Fin janvier 2019, un journal espagnol a publié un article sur les exportations turques d’huile d’olive d’Afrin vers les marchés espagnols comme «d’origine turque». Le journal a déclaré à l’époque: « L’huile d’olive d’origine syrienne est mélangée à de l’huile turque et de fausses étiquettes y sont apposées avant d’être exportée. »
Plusieurs mois après son invasion et sa prise de contrôle d’Afrin, la Turquie a ouvert le passage de Ghosn Zeytun (branche d’olivier), qui relie Afrin à la province turque d’Hatay.
La traversée a commencé les travaux le 8 novembre 2018, ce qui a coïncidé avec la saison de récolte des olives cette année-là.
Les forces turques et leurs alliés syriens ont envahi le canton d’Afrin en mars 2018, à la suite d’une opération militaire qu’elles ont lancée en janvier de la même année, chassant plus de 300 000 civils de la région. (North press agency)
*La coopérative turque Tarım Kredi aurait envoyé des représentants aux États-Unis afin d’exporter l’huile d’olive d’Afrin vers les États-Unis. Cette information a été donnée par le journal turc
Duvar qui rapporte une déclaration du président de la Chambre de commerce et d’industrie d’Antakya, Hikmet Çinçin qui a déclaré que 90 000 tonnes d’huile d’olive provenant de la ville d’Afrin sont commercialisées vers États-Unis par des coopératives de crédit agricole.

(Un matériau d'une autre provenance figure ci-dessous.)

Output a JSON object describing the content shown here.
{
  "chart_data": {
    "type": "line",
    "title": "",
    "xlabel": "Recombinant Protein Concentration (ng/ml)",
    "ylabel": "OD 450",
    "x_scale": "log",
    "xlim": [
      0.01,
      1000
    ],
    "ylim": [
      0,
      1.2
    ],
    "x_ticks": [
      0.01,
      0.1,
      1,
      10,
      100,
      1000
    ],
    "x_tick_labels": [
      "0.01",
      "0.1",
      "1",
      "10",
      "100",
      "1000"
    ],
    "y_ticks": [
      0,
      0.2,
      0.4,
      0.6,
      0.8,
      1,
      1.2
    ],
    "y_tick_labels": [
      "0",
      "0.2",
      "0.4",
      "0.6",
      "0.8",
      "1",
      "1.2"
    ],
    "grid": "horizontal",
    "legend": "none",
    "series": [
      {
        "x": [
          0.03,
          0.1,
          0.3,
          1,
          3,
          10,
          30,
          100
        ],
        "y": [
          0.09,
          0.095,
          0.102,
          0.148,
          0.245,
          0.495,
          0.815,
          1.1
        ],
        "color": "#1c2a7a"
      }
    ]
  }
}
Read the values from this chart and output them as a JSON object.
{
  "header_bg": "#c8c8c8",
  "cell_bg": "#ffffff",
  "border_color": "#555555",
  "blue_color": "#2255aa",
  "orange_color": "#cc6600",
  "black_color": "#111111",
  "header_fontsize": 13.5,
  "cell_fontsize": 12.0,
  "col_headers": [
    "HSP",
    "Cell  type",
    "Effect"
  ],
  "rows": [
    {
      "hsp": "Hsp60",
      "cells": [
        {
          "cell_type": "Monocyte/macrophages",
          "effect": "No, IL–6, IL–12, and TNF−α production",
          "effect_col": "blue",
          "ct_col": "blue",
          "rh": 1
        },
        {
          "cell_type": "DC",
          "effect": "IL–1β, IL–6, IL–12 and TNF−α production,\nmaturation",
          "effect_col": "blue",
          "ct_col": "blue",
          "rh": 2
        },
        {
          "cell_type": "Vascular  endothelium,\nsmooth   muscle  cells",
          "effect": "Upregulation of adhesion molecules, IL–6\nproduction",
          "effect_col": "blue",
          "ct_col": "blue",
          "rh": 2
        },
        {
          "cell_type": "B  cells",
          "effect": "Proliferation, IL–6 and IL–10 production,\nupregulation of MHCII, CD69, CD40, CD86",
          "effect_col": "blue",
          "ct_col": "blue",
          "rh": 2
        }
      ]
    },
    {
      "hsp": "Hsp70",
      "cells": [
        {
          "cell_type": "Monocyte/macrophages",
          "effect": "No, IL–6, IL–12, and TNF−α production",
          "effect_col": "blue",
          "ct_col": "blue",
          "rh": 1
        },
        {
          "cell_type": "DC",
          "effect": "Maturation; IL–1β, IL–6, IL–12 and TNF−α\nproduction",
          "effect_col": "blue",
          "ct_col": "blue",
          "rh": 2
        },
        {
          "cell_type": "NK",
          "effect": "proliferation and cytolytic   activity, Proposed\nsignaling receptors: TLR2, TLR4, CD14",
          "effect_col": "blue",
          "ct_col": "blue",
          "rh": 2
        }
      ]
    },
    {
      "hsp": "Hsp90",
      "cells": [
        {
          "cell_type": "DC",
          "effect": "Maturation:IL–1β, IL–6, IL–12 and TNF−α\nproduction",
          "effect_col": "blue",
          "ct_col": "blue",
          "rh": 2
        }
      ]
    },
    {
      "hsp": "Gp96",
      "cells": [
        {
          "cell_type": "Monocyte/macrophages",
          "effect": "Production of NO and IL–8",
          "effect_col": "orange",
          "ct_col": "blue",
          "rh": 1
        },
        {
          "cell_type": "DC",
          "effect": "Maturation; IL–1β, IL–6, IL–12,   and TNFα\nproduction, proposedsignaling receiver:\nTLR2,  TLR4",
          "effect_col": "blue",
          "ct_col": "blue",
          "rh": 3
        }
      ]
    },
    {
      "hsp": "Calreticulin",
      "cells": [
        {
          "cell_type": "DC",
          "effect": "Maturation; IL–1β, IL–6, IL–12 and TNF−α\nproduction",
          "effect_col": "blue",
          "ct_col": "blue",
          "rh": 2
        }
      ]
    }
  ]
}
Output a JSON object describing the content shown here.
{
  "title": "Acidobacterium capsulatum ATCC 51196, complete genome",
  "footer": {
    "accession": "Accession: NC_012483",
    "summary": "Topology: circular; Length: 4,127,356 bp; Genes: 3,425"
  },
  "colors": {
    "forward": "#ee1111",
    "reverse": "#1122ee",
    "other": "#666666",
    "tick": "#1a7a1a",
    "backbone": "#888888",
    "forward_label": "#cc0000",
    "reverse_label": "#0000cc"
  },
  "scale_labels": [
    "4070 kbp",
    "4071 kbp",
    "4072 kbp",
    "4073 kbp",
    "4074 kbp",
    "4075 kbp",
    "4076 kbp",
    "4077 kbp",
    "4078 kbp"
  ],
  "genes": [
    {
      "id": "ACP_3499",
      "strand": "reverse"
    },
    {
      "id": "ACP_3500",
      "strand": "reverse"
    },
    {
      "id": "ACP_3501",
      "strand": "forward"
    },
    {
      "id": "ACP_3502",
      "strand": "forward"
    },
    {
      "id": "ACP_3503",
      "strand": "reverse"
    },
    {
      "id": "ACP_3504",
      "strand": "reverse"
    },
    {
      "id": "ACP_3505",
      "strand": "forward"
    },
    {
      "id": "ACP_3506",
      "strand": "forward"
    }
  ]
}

« Je viens d’apprendre que des représentants de coopératives de crédit agricole turques sont allés à New York pour commercialiser de l’huile d’olive [importée d’Afrin]. Nous sommes d’avis que ce n’est pas la bonne façon de procéder », a déclaré M. Çinçin lors d’une réunion dans la province de Hatay, au sud de la Turquie.
Çinçin a déclaré que l’huile d’olive est apportée en Turquie depuis Afrin à la condition qu’elle soit exportée et non pas offerte sur le marché intérieur. « Mais nous recevons des plaintes de producteurs turcs selon lesquelles cette huile d’olive est commercialisée sur le marché intérieur », a déclaré M. Çinçin, ajoutant que la quantité d’huile d’olive qui veut être vendue aux Etats-Unis atteint 90 000 tonnes.